Derivatives are fundamental in calculus, particularly for understanding how functions change. Evaluating a derivative at a specific point gives us the slope of the tangent line to the function at that point.
In our example, the function is given by \( f(t) = 4 - 2e^{t} \). To find the derivative, we differentiate each term individually.
- The derivative of a constant, like 4, is zero. - The term \( -2e^{t} \) differentiates to itself multiplied by -2, becoming \( -2e^{t}. \) Thus, the derivative of the entire function is \(-2e^{t}.\)
Once the derivative is found, we can plug in different values of \(t\) to evaluate it at specific points:

• At \(t = -1\), the derivative is \( -\frac{2}{e}. \)
• At \(t = 0\), it simplifies to \(-2\).
• At \(t = 1\), it is \(-2e.\)

Each of these gives us important information about how the function is behaving at those particular \(t\) values.

Tangent lines play a crucial role in visualizing how a function behaves at a specific point. The slope of a tangent line at any point on a graph indicates how steep the graph is at that point.
When we calculate the derivative at a certain point, we are essentially finding the slope of the tangent line at that point. This is why evaluating the derivative is so useful: it tells us about the function's instantaneous rate of change.
For the function \( f(t) = 4 - 2e^{t} \), tangent lines at specific points (like \(t= -1, 0,\) and \(1\)) help us visualize this rate of change.
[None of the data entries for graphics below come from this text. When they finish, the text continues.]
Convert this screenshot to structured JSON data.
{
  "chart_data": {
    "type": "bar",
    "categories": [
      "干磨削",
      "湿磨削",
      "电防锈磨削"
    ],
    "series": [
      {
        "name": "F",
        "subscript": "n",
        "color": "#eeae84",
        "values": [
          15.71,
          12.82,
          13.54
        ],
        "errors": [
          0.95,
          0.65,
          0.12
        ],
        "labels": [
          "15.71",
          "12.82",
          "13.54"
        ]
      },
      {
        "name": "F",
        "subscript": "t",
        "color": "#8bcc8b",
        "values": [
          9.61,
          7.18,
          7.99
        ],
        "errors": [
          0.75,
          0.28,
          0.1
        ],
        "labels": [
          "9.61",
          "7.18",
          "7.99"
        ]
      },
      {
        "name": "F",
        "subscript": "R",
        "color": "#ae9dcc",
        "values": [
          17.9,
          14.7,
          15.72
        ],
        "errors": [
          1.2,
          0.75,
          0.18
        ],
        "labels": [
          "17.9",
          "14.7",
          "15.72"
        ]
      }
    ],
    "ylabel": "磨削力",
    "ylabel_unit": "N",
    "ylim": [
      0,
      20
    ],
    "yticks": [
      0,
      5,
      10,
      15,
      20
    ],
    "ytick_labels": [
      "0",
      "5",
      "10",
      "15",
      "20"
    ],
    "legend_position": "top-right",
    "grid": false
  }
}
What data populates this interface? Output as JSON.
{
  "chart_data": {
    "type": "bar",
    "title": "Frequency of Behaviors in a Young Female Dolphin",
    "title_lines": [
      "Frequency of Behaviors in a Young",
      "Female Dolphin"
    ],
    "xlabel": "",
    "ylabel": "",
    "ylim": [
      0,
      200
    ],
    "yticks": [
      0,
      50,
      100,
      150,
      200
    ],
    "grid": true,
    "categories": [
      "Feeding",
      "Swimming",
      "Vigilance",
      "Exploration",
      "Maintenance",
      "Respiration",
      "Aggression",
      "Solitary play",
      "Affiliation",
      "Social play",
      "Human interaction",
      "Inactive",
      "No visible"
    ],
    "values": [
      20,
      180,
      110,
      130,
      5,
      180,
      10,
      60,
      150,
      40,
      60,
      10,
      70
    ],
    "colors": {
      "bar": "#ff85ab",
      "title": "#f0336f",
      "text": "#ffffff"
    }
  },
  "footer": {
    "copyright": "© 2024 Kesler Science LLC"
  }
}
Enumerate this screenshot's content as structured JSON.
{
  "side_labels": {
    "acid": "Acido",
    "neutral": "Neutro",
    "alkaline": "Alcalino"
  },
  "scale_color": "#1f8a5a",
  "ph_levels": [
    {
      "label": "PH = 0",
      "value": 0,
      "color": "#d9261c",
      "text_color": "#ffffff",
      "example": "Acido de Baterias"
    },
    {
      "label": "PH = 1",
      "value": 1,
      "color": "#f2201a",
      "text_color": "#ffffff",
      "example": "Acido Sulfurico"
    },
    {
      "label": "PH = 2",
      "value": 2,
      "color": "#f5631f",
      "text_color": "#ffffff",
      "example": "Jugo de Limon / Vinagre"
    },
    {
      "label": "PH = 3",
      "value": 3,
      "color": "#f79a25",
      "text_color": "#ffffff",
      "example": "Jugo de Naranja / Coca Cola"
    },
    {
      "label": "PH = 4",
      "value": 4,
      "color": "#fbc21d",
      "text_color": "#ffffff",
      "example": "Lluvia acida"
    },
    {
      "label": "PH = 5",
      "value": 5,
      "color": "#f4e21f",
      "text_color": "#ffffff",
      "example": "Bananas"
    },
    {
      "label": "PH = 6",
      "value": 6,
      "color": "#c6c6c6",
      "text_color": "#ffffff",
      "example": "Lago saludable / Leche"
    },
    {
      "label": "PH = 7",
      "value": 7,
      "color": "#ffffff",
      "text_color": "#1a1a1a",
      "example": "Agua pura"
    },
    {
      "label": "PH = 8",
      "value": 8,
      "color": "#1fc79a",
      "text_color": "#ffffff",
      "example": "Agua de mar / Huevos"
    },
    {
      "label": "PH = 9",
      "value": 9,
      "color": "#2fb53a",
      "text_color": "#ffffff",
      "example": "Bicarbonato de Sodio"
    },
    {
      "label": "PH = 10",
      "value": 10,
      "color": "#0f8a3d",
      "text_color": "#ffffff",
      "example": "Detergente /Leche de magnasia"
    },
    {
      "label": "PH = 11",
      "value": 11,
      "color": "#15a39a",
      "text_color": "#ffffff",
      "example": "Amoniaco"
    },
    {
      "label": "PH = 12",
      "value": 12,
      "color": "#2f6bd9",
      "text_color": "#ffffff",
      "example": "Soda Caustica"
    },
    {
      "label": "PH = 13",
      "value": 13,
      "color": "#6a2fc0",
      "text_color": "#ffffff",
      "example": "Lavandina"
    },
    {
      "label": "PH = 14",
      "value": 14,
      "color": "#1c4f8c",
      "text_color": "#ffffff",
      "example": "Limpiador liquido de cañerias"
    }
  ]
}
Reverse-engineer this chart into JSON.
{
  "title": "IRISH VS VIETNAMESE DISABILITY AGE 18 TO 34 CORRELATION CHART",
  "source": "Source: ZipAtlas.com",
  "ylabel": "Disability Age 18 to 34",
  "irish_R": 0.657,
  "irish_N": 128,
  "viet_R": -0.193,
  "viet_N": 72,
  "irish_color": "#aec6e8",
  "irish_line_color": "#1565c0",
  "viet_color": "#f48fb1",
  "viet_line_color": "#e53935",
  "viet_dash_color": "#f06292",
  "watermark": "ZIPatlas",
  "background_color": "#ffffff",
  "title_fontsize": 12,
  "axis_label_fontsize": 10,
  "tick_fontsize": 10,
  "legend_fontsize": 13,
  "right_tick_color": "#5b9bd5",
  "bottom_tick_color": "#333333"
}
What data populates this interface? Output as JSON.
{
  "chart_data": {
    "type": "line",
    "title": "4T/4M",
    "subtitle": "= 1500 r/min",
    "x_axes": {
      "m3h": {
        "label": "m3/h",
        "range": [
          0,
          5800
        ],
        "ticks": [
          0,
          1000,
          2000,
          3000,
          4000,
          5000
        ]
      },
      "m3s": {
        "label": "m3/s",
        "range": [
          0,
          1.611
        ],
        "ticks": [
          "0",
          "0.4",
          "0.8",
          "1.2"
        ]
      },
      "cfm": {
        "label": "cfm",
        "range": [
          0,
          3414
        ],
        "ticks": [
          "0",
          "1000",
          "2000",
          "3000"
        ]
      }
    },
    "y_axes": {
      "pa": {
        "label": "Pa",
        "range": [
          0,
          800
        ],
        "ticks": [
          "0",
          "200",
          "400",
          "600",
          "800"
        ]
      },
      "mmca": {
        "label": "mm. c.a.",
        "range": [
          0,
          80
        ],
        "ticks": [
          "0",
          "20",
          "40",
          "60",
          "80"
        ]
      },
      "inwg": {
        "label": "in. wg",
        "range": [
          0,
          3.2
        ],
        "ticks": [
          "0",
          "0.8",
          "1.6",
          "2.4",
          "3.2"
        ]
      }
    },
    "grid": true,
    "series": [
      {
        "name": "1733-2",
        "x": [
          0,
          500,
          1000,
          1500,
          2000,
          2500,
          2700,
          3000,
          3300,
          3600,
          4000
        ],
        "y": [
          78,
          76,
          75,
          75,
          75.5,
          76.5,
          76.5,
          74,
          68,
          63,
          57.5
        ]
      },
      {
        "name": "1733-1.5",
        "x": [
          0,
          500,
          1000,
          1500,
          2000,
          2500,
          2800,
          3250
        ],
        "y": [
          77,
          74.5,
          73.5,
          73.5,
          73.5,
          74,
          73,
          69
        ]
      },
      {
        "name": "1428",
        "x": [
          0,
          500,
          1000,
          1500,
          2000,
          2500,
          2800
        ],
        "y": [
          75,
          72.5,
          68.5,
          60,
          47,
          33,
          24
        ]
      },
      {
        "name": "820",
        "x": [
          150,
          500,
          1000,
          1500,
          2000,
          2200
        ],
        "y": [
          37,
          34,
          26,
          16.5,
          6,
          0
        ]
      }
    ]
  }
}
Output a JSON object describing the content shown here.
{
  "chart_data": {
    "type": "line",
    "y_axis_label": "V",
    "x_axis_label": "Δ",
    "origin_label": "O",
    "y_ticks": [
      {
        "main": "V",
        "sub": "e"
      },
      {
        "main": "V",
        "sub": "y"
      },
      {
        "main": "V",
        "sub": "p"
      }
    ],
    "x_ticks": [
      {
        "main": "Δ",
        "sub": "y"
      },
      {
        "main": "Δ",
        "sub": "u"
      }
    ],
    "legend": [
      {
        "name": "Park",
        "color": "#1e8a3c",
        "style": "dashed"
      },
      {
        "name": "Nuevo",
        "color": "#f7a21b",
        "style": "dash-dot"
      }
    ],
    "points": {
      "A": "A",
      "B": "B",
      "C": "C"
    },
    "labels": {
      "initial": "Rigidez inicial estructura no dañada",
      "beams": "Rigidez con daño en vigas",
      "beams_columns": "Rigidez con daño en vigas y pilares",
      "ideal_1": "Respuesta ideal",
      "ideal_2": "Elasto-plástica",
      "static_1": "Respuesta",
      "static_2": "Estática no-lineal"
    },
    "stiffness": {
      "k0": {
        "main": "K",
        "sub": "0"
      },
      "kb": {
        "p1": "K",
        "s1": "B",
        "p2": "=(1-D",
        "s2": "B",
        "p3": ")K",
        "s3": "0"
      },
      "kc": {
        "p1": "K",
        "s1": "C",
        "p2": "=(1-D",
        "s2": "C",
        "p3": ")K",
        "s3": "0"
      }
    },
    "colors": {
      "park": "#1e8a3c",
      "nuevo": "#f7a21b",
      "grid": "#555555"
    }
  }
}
• At \(t = -1\), the tangent slope is \( -\frac{2}{e}.\)
• At \(t = 0\), the slope is \(-2\), a straight line slope across.
• At \(t = 1\), the slope becomes steeper, at \(-2e.\)

These lines illustrate how rapidly the \(e^{t}\) component causes the overall function to change, highlighting the dramatic impacts of exponential growth or decay.

Exponential functions, like \(e^{t}\), are powerful mathematical tools used in many fields such as finance, physics, and biology. They have the distinct feature of constant proportional change, meaning they grow or decay at rates dependent on their current value.
In the example function \(f(t)=4-2e^{t}\), the exponential term \(e^{t}\) shows how one's simple expression can lead to a broad range of behaviors. The \'exponential\' character becomes clear as the function moves further along the \(t\)-axis.

• When \(t\) is negative, \(e^{t}\) brings down the value towards zero more gradually.
• At \(t=0\), \(e^{t}=1\), causing the shift in \(f(t)\) to be more moderate.
• As \(t\) becomes positive, the value of \(e^{t}\) increases swiftly, leading to rapid changes in the function's behavior.

Understanding exponential functions in calculus contexts is essential, as they demonstrate significant real-world phenomena and guide us in predicting future outcomes based on current trends.